说罢,沐珩突然不管不顾的撕扯起两人的衣服来,门外的阿为帮忙锁上门之后,将邱叶宁强硬地抓了离开了这里,并且吩咐了几个人守在着附近,不许任何人打扰。
队长,我也只能帮你到这儿了。
陆熙媛的身上还穿了参加葬礼时的衣服,包臀的裙子很快就被扯了下来,保暖用的丝.袜也在沐珩手下变得破破烂烂,身上的衬衫早就崩坏了好几颗纽扣。
她恐惧地看着身上宛如野兽的男人,惊恐地说道:“沐珩你疯了?你想干什么?这里可是医院!”
“干什么?”沐珩顿住片刻,在陆熙媛松了一口气之后立马将她身上最后一块遮羞布也给扯了下来,接着反问道,“你说我想干什么?”

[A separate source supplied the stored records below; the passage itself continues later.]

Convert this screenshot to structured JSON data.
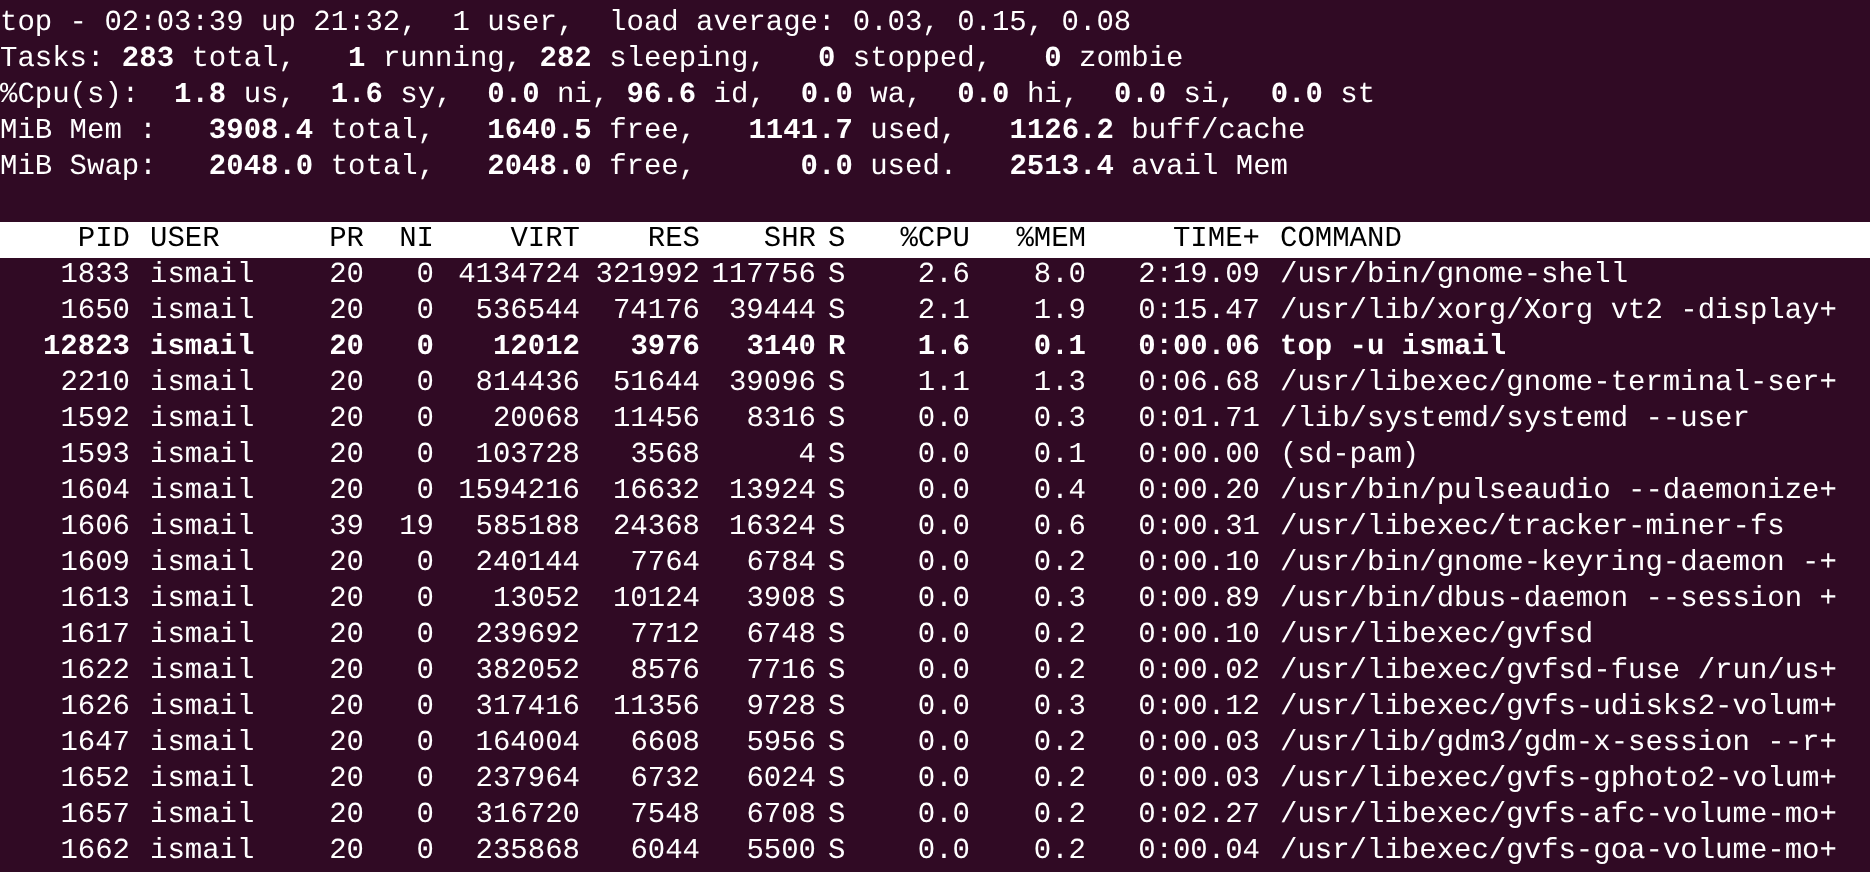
{
  "terminal": {
    "summary": [
      "top - 02:03:39 up 21:32,  1 user,  load average: 0.03, 0.15, 0.08",
      "Tasks: **283** total,   **1** running, **282** sleeping,   **0** stopped,   **0** zombie",
      "%Cpu(s):  **1.8** us,  **1.6** sy,  **0.0** ni, **96.6** id,  **0.0** wa,  **0.0** hi,  **0.0** si,  **0.0** st",
      "MiB Mem :   **3908.4** total,   **1640.5** free,   **1141.7** used,   **1126.2** buff/cache",
      "MiB Swap:   **2048.0** total,   **2048.0** free,      **0.0** used.   **2513.4** avail Mem"
    ],
    "table": {
      "columns": [
        "PID",
        "USER",
        "PR",
        "NI",
        "VIRT",
        "RES",
        "SHR",
        "S",
        "%CPU",
        "%MEM",
        "TIME+",
        "COMMAND"
      ],
      "rows": [
        {
          "cells": [
            "1833",
            "ismail",
            "20",
            "0",
            "4134724",
            "321992",
            "117756",
            "S",
            "2.6",
            "8.0",
            "2:19.09",
            "/usr/bin/gnome-shell"
          ],
          "highlighted": false
        },
        {
          "cells": [
            "1650",
            "ismail",
            "20",
            "0",
            "536544",
            "74176",
            "39444",
            "S",
            "2.1",
            "1.9",
            "0:15.47",
            "/usr/lib/xorg/Xorg vt2 -display+"
          ],
          "highlighted": false
        },
        {
          "cells": [
            "12823",
            "ismail",
            "20",
            "0",
            "12012",
            "3976",
            "3140",
            "R",
            "1.6",
            "0.1",
            "0:00.06",
            "top -u ismail"
          ],
          "highlighted": true
        },
        {
          "cells": [
            "2210",
            "ismail",
            "20",
            "0",
            "814436",
            "51644",
            "39096",
            "S",
            "1.1",
            "1.3",
            "0:06.68",
            "/usr/libexec/gnome-terminal-ser+"
          ],
          "highlighted": false
        },
        {
          "cells": [
            "1592",
            "ismail",
            "20",
            "0",
            "20068",
            "11456",
            "8316",
            "S",
            "0.0",
            "0.3",
            "0:01.71",
            "/lib/systemd/systemd --user"
          ],
          "highlighted": false
        },
        {
          "cells": [
            "1593",
            "ismail",
            "20",
            "0",
            "103728",
            "3568",
            "4",
            "S",
            "0.0",
            "0.1",
            "0:00.00",
            "(sd-pam)"
          ],
          "highlighted": false
        },
        {
          "cells": [
            "1604",
            "ismail",
            "20",
            "0",
            "1594216",
            "16632",
            "13924",
            "S",
            "0.0",
            "0.4",
            "0:00.20",
            "/usr/bin/pulseaudio --daemonize+"
          ],
          "highlighted": false
        },
        {
          "cells": [
            "1606",
            "ismail",
            "39",
            "19",
            "585188",
            "24368",
            "16324",
            "S",
            "0.0",
            "0.6",
            "0:00.31",
            "/usr/libexec/tracker-miner-fs"
          ],
          "highlighted": false
        },
        {
          "cells": [
            "1609",
            "ismail",
            "20",
            "0",
            "240144",
            "7764",
            "6784",
            "S",
            "0.0",
            "0.2",
            "0:00.10",
            "/usr/bin/gnome-keyring-daemon -+"
          ],
          "highlighted": false
        },
        {
          "cells": [
            "1613",
            "ismail",
            "20",
            "0",
            "13052",
            "10124",
            "3908",
            "S",
            "0.0",
            "0.3",
            "0:00.89",
            "/usr/bin/dbus-daemon --session +"
          ],
          "highlighted": false
        },
        {
          "cells": [
            "1617",
            "ismail",
            "20",
            "0",
            "239692",
            "7712",
            "6748",
            "S",
            "0.0",
            "0.2",
            "0:00.10",
            "/usr/libexec/gvfsd"
          ],
          "highlighted": false
        },
        {
          "cells": [
            "1622",
            "ismail",
            "20",
            "0",
            "382052",
            "8576",
            "7716",
            "S",
            "0.0",
            "0.2",
            "0:00.02",
            "/usr/libexec/gvfsd-fuse /run/us+"
          ],
          "highlighted": false
        },
        {
          "cells": [
            "1626",
            "ismail",
            "20",
            "0",
            "317416",
            "11356",
            "9728",
            "S",
            "0.0",
            "0.3",
            "0:00.12",
            "/usr/libexec/gvfs-udisks2-volum+"
          ],
          "highlighted": false
        },
        {
          "cells": [
            "1647",
            "ismail",
            "20",
            "0",
            "164004",
            "6608",
            "5956",
            "S",
            "0.0",
            "0.2",
            "0:00.03",
            "/usr/lib/gdm3/gdm-x-session --r+"
          ],
          "highlighted": false
        },
        {
          "cells": [
            "1652",
            "ismail",
            "20",
            "0",
            "237964",
            "6732",
            "6024",
            "S",
            "0.0",
            "0.2",
            "0:00.03",
            "/usr/libexec/gvfs-gphoto2-volum+"
          ],
          "highlighted": false
        },
        {
          "cells": [
            "1657",
            "ismail",
            "20",
            "0",
            "316720",
            "7548",
            "6708",
            "S",
            "0.0",
            "0.2",
            "0:02.27",
            "/usr/libexec/gvfs-afc-volume-mo+"
          ],
          "highlighted": false
        },
        {
          "cells": [
            "1662",
            "ismail",
            "20",
            "0",
            "235868",
            "6044",
            "5500",
            "S",
            "0.0",
            "0.2",
            "0:00.04",
            "/usr/libexec/gvfs-goa-volume-mo+"
          ],
          "highlighted": false
        }
      ]
    }
  }
}
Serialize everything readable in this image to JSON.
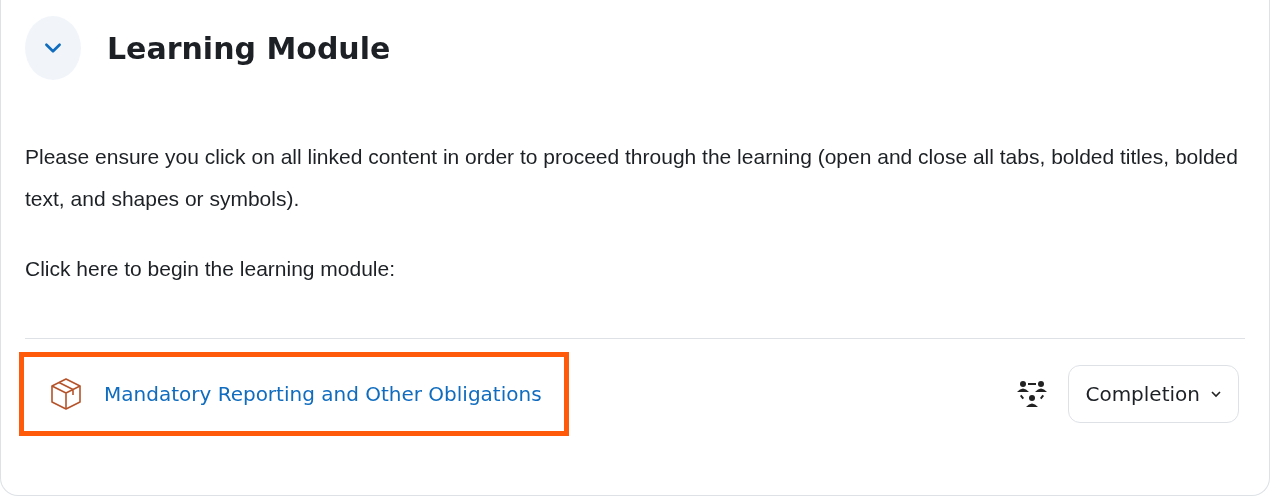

到底是顾忌着陆熙媛的伤口,尽管他整个过程都很粗暴,但沐珩始终好好地护着她的脑袋。
在他一轮又一轮的攻陷下,陆熙媛溃不成军。
她本应该排斥这个男人的碰触的,但她却可耻地沉沦进了他粗糙编制的陷阱当中。
天光乍破,陆熙媛率先醒了过来,她将还压在她身上的男人推到一边,悄悄地捡起地上的衣服,躲过人群,上了一辆计程车。
“师傅,去珑湾花园。”说罢,她便开始闭目养神。
沐珩实在是太莽撞了,像个初出茅庐的小伙子一样,横冲直撞,让她事后很不舒服。
她估算着时间醒过来,却发现车还在前行着,而且周围,是一片不认识荒凉之地,
陆熙媛心中一惊,强装镇定:“师傅,你走错路了。”
“没错,就是这条路。”
“师傅,真的开错了。”
陆熙媛紧张地握着门把手,忌惮地看着计程车司机。
是她大意了,天才刚刚破晓的时候,大街上连上街买菜的老奶奶都没有一个,更别说是计程车,而她刚刚出门就正好遇见了这么一辆“勤劳”的计程车,肯定有问题。
司机痴痴地笑了两声,凉凉地说道:“我干这行这么多年了,从来没有走错过路,您再仔细看看,这不就是送你上路的方向吗?”
闻言,陆熙媛心中大骇,这个人,想让她死!
93.
陆熙媛疯狂地摇着车把,但车门已经被锁死了,她出来的时候,身上什么东西都没有带,而且听这个歹徒的口吻,干这种事情怕不是第一起了,想要从他手中逃脱,根本不可能!
察觉到身后人的紧张,司机又痴痴地笑了两声,安慰道:“您别紧张,目的地马上就到了。”
等真的到了目的地之后,陆熙媛反而诧异了,看着眼前立在海边的废旧铁皮房屋,和看着她下车之后并没有跟着一块儿下来的司机有些疑惑。
只见他朝着那铁皮屋子指了指,示意她过去,而他自己,则是将车横在唯一的路上,堵着她的退路,手中,还拿着不知道从什么地方掏出来的手枪。
无法,陆熙媛只好朝着铁皮屋子走去。
屋子很破,上面锈迹斑斑,早已看不出原来的颜色,一些破损的部件看起来摇摇欲坠,她推开门的时候,发出了极其刺耳的吱嘎声,潮湿的腐霉味扑面而来,地上散落的垃圾将她绊了一跤。
“兰欣儿?”
看到坐在唯一的窗户边上的人,陆熙媛心里生出了无限的酸楚。
果然,沐家还是保住了兰欣儿,而她的努力,她和她母亲的性命,在现在看来,活像是个笑话。
不等她伤春悲秋,兰欣儿抬手一挥,站在她左右两边的两个黑衣大汉就上前制住了陆熙媛,将她押到兰欣儿跟前。
兰欣儿伸出一只手,用她的指甲在她划来划去,眼神中是兜不住的得意。